With the closing of the Global Health Council (GHC) reactions have included shock/surprise and sadness.  As it evolved over its almost 40 years, it became an important convener for the global health community. The GHC announcement includes the following text: “Funding that once existed to promote a broad-based health agenda is now focused on specific health issues. The fundamental shifts in the health landscape have led the Board to revisit the relevance of the organization and determine that the Council’s current operating model is no longer sustainable.”  The reasons given most likely only hint at the full picture.  There has been little analysis thus far, but what I have seen has focused more on the ‘funding move from focus on broad-based health agenda to specific health issues’ than the GHC’s ‘operating model’.   Although I do not know the ins and outs of what actually happened to lead the GHC Board to decide to close its doors (and we may never), I believe that seen in the context of changes happening elsewhere in the global social sector, there are lessons that can help turn the loss of an important convener group to an opportunity to revisit important needs of the global health community and how to address them.

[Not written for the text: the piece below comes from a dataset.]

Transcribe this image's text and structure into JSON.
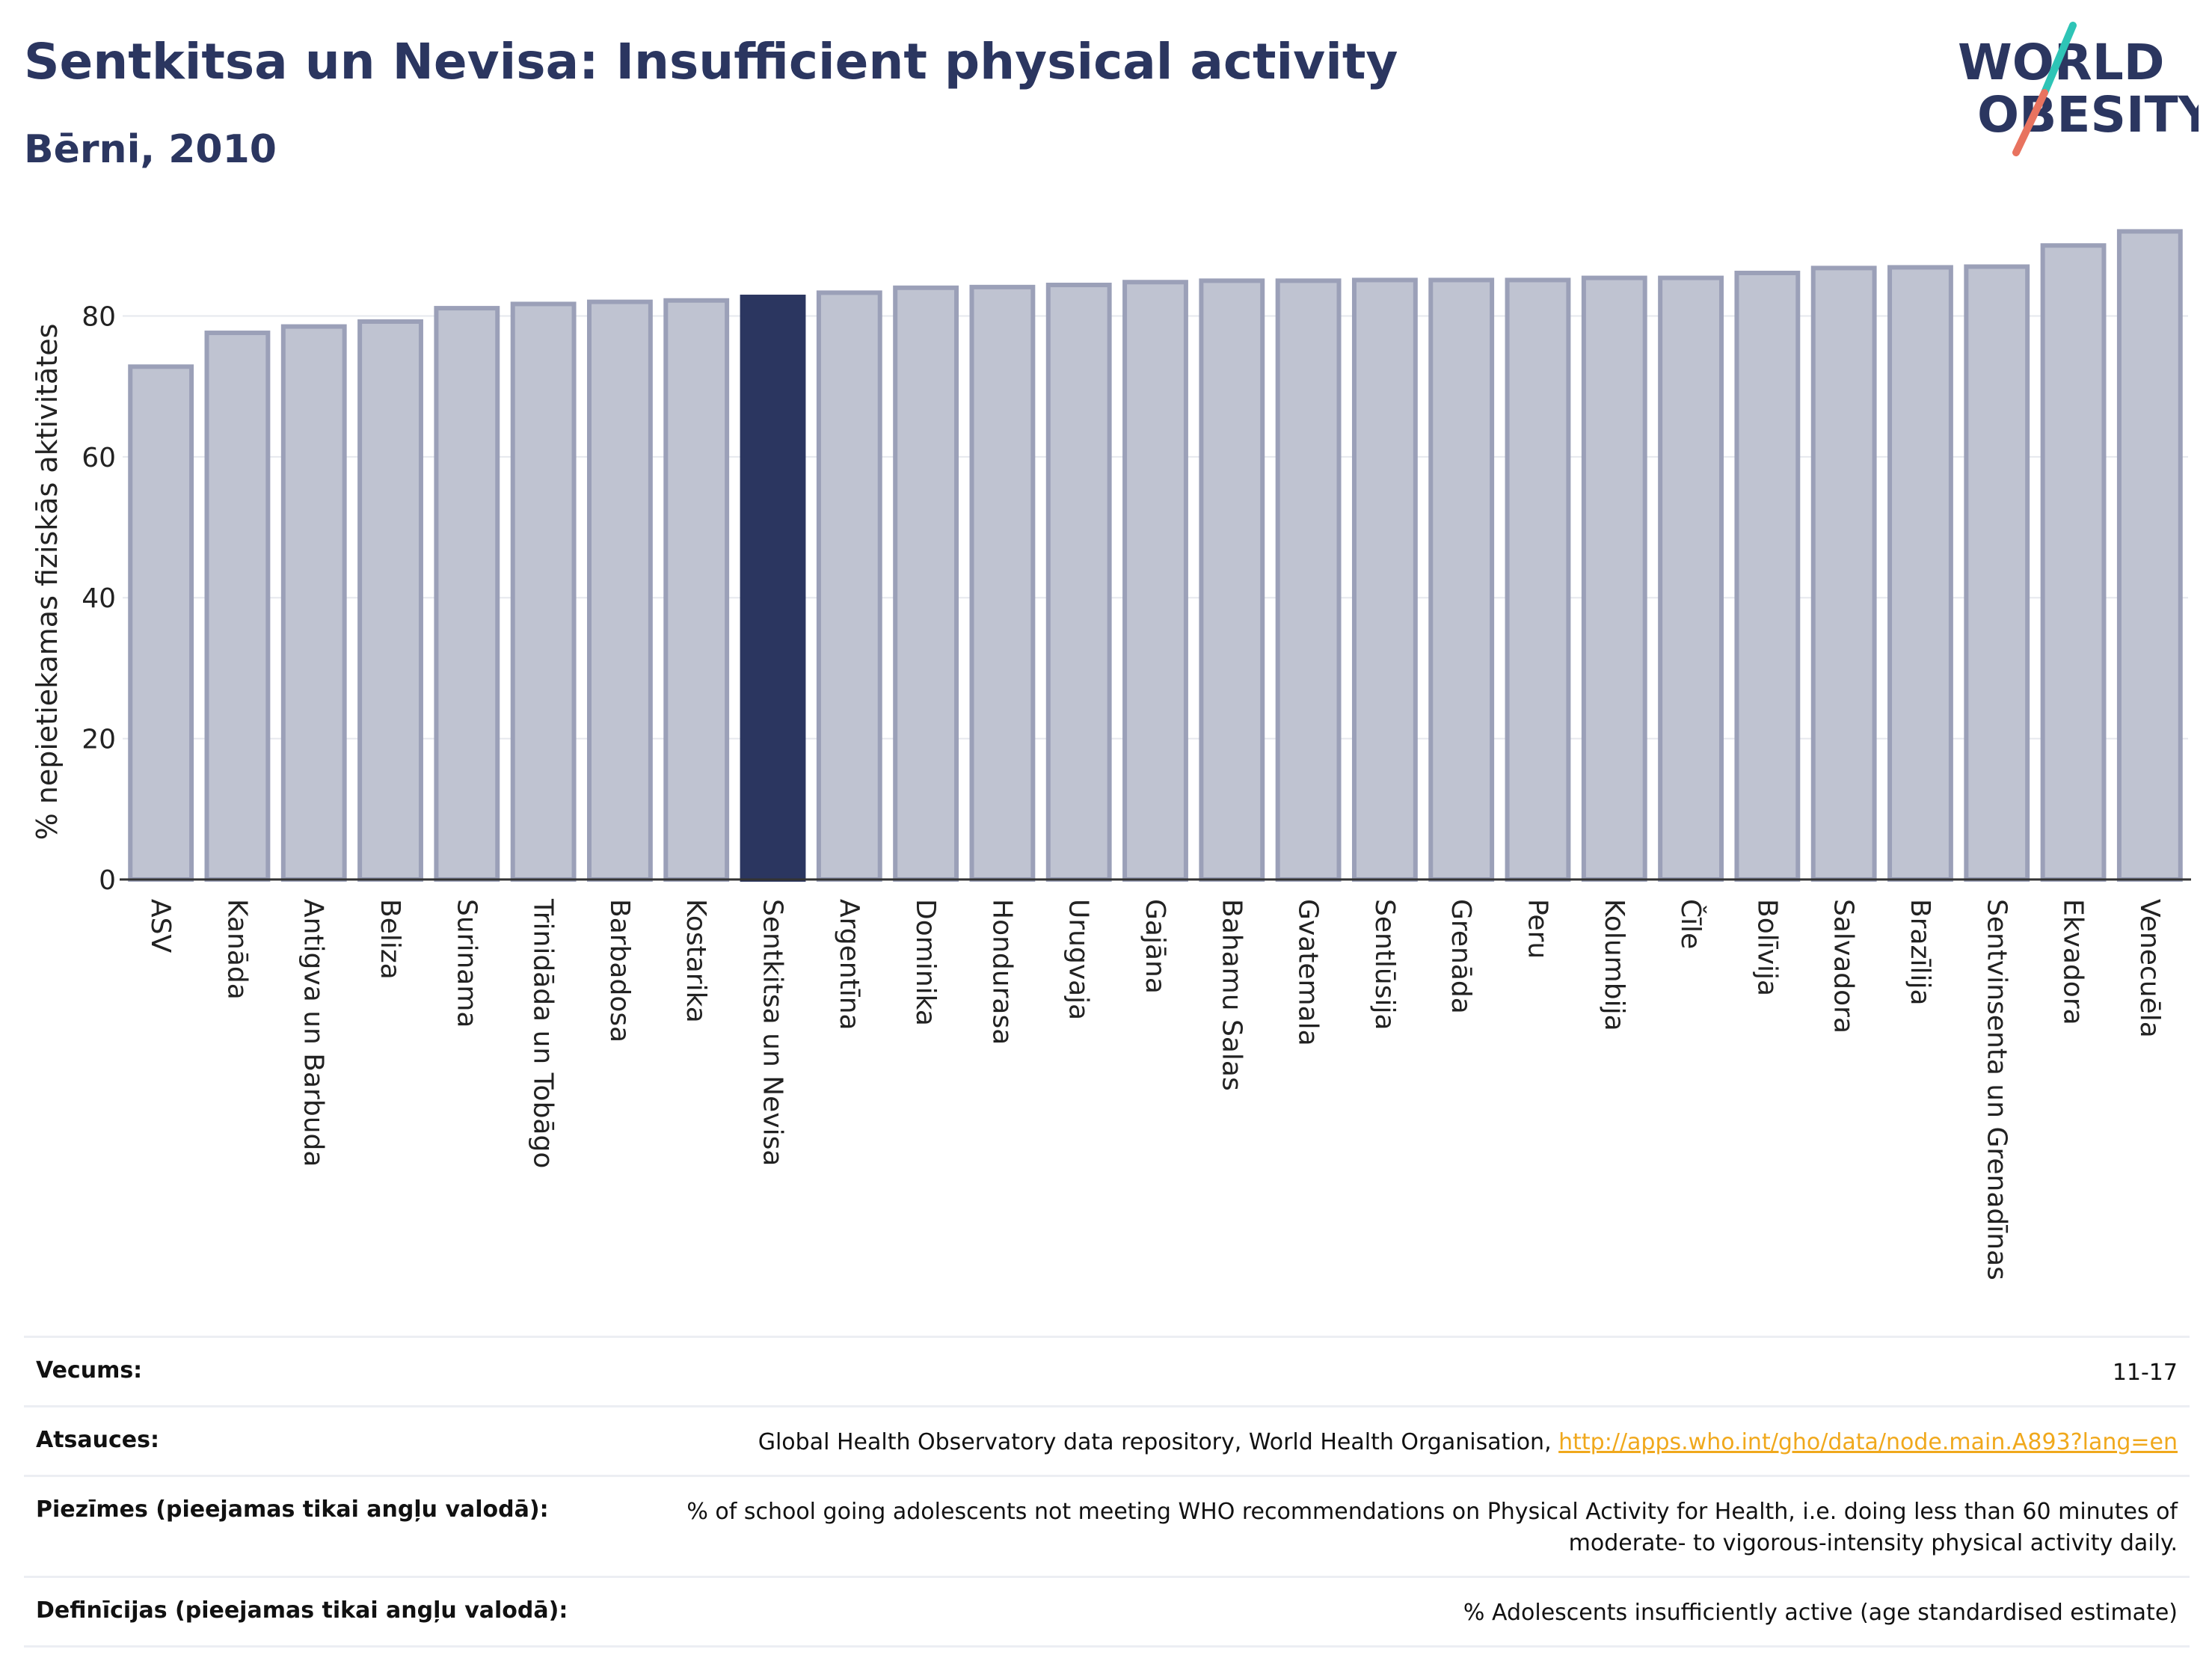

Often in situations where organizations have had to close down their operations it is due to internal organizational challenges, and as the Council announcement notes ‘current operating models,’ not the lack of need for the convener role.  One similar example is the International Association of Jazz Education. It also played a major global convener role and was seen as  a ‘foundation’ of the global jazz community, yet closed after almost 40 years in 2008 when the organization faced operational challenges. Interestingly the structure that arose to fill the information exchange and networking need started as a more informal network.

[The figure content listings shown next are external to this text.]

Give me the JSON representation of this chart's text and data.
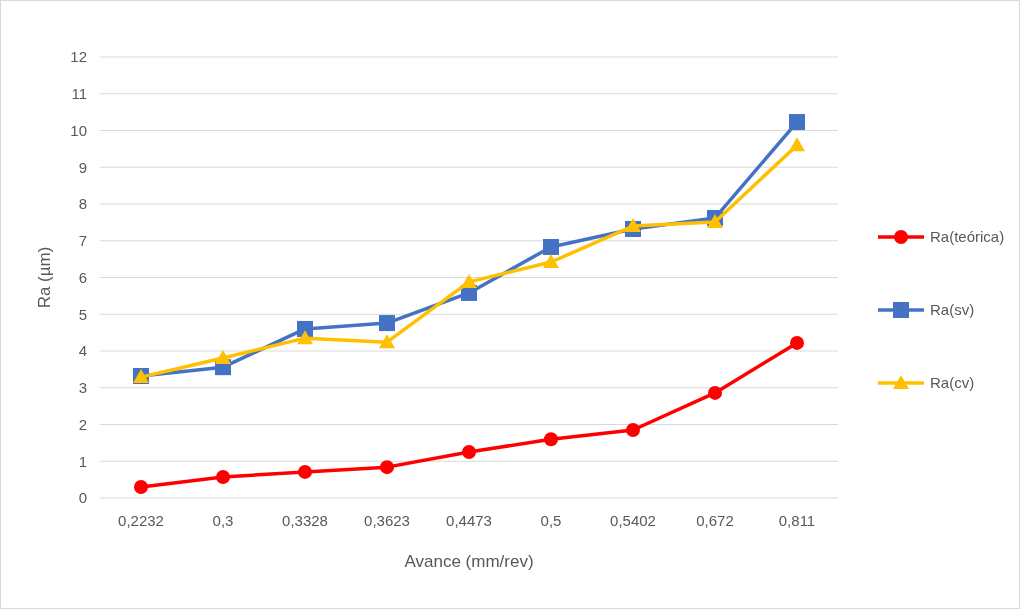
{
  "chart_data": {
    "type": "line",
    "xlabel": "Avance (mm/rev)",
    "ylabel": "Ra (µm)",
    "categories": [
      "0,2232",
      "0,3",
      "0,3328",
      "0,3623",
      "0,4473",
      "0,5",
      "0,5402",
      "0,672",
      "0,811"
    ],
    "series": [
      {
        "name": "Ra(teórica)",
        "color": "#ff0000",
        "marker": "circle",
        "values": [
          0.3,
          0.57,
          0.71,
          0.84,
          1.25,
          1.6,
          1.85,
          2.86,
          4.22
        ]
      },
      {
        "name": "Ra(sv)",
        "color": "#4472c4",
        "marker": "square",
        "values": [
          3.32,
          3.56,
          4.6,
          4.76,
          5.58,
          6.83,
          7.32,
          7.62,
          10.23
        ]
      },
      {
        "name": "Ra(cv)",
        "color": "#ffc000",
        "marker": "triangle",
        "values": [
          3.29,
          3.81,
          4.35,
          4.24,
          5.88,
          6.42,
          7.4,
          7.51,
          9.6
        ]
      }
    ],
    "ylim": [
      0,
      12
    ],
    "yticks": [
      0,
      1,
      2,
      3,
      4,
      5,
      6,
      7,
      8,
      9,
      10,
      11,
      12
    ],
    "grid": "y",
    "legend": "right"
  }
}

As the external environment is challenging traditional structures it may be that the traditional NGO structure is no longer the best way to cover these information exchange and convening roles.  Other ‘newer’ structures, for example the Global Call to Action Against Poverty (GCAP) (founded in 2003) uses a widespread network.  Global groups like the UN and national groups like USAID  are increasingly encouraging public-private sector alliances. Online and offline interaction is going to be increasingly important and groups like WiserEarth  are experimenting with this.  Hopefully from the end of the GHC we will see an opportunity for the global health community to think of new and more effective ways of organizing. For the need to provide information exchange forums is still very much alive.

UPDATE February 2013 – GHC (now the Global Health Coalition)  looks to recreate itself as a network.